The Catholic campaign – an initiative of the U.S. bishops – withdrew the grant because the immigrant aid group maintained membership in a coalition that supports the legal recognition of homosexual relationships.
The Gill Foundation subsequently gave a $30,000 matching grant to the immigration aid group while Catholics United Education Fund gave $7,000.
Catholics United expanded into Colorado in 2012, adding a state chapter. In April 2014, the national group's website announced that its education fund is seeking to hire a full time organizer in Pennsylvania to organize "social justice Catholics who are willing to engage in the public debate on social justice issues, especially as it relates to LGBT equality, labor solidarity, environmental protection, and immigrant rights."
The organization claimed 50,000 members as of 2014.
Catholics United was founded in 2005. As a 501(c)(4) organization, it may participate in political campaigns under tax law. It had total revenue in 2012 of about $150,000, slightly more than its 501(c)(3) education fund.
Both Catholics United groups are headed by James M. Salt. CNA contacted Salt for comment but did not receive a response by deadline.

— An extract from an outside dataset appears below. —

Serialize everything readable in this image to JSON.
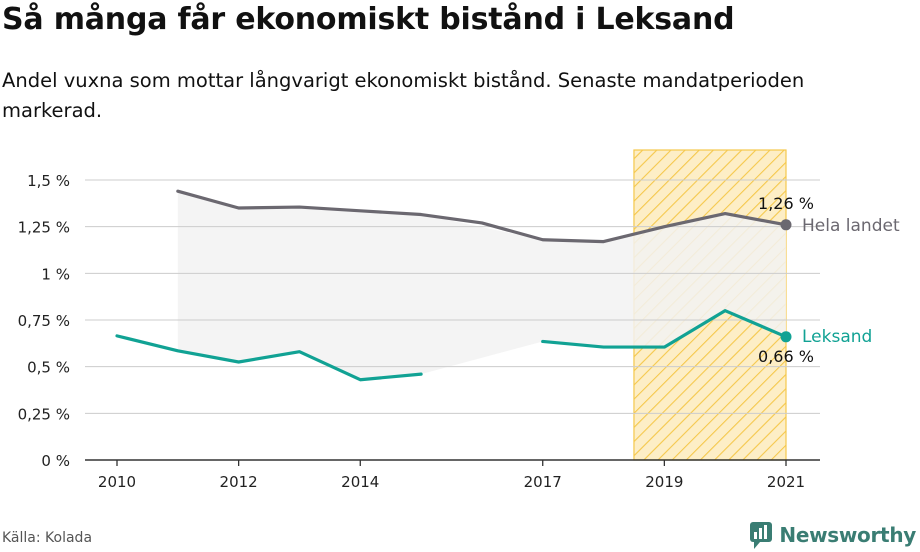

Lomperis said that even without groups acting as "outside agitators," his denomination would still have LGBT activism "from a minority of United Methodists."

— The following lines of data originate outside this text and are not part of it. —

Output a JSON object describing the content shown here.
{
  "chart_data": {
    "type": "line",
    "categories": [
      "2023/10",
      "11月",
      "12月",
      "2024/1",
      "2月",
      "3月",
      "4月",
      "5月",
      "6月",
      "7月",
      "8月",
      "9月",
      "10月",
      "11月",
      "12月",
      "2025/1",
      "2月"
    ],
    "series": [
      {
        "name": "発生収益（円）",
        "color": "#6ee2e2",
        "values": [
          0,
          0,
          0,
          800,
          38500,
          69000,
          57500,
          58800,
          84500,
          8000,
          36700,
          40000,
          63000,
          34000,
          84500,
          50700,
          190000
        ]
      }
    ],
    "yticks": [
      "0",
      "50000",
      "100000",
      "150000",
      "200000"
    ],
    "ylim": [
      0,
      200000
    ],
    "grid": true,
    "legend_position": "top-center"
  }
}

"But these internal dissenters' efforts to undermine the church's faith and morals from within would not have been nearly as powerful if they did not enjoy the generosity of their secular allies in the form of direct donations, strategic and media assistance, and other 'in-kind' support."
He noted the Gill Foundation-backed Gay and Lesbian Alliance Against Defamation provided communications and media support for an LGBT activist Methodist coalition at the United Methodist Church's 2012 General Conference, the denomination's global policymaking gathering.
Lomperis said the tactics of Catholics United appear to be somewhat different.
"They seem to be savvy enough to recognize that the Church's official teaching, for a global one billion members, is not going to be changed by a bunch of outside agitation in one country. But there seems to be an effort to change the 'public teaching' of the Church."
While the Church's official teaching might remain the same, he said, activist tactics "seem to basically intimidate, bully, and put all kinds of emotional pressure to silence bishops and other parachurch Catholic organizations like the Knights of Columbus."
He suggested that Catholics United and like-minded groups have tried "to do everything they can" to "pressure and undermine" Catholic organizations, to deter them from "any efforts to support traditional Christian teachings on issues like sexual morality or the sanctity of human life."
Catholics United has also been involved in election issues.
Ahead of the 2012 elections, Catholics United wrote to priests in Florida saying it was monitoring alleged illegal political activity in churches. Salt, the group's executive director, claimed there had been "numerous IRS violations" in local Catholic parishes. The group claimed to have recruited "a network of local volunteers to monitor parishes and document the nature of all partisan activity taking place there."
The Gill Foundation grant is the second-largest publicly-recorded grant that Catholics United groups has received, according to a CNA analysis.
The Gill Foundation's tax forms for 2012 also show a $25,000 grant to the media strategy group Faith in Public Life's "Faithful America" project. The project has organized petitions protesting individual U.S. bishops' comments.
The Gill Foundation declined to comment to CNA.
CORRECTION 3:04 PM MST June 5, 2014: A previous version of this article erroneously identified Faith in Public Life's "Faithful America" with a group with the same name that is is sponsored by the CEL Education Fund. That group is currently leading a petition campaign against the Archdiocese of Cincinnati's new morals clause contract for teachers in its Catholic schools. CNA regrets the error.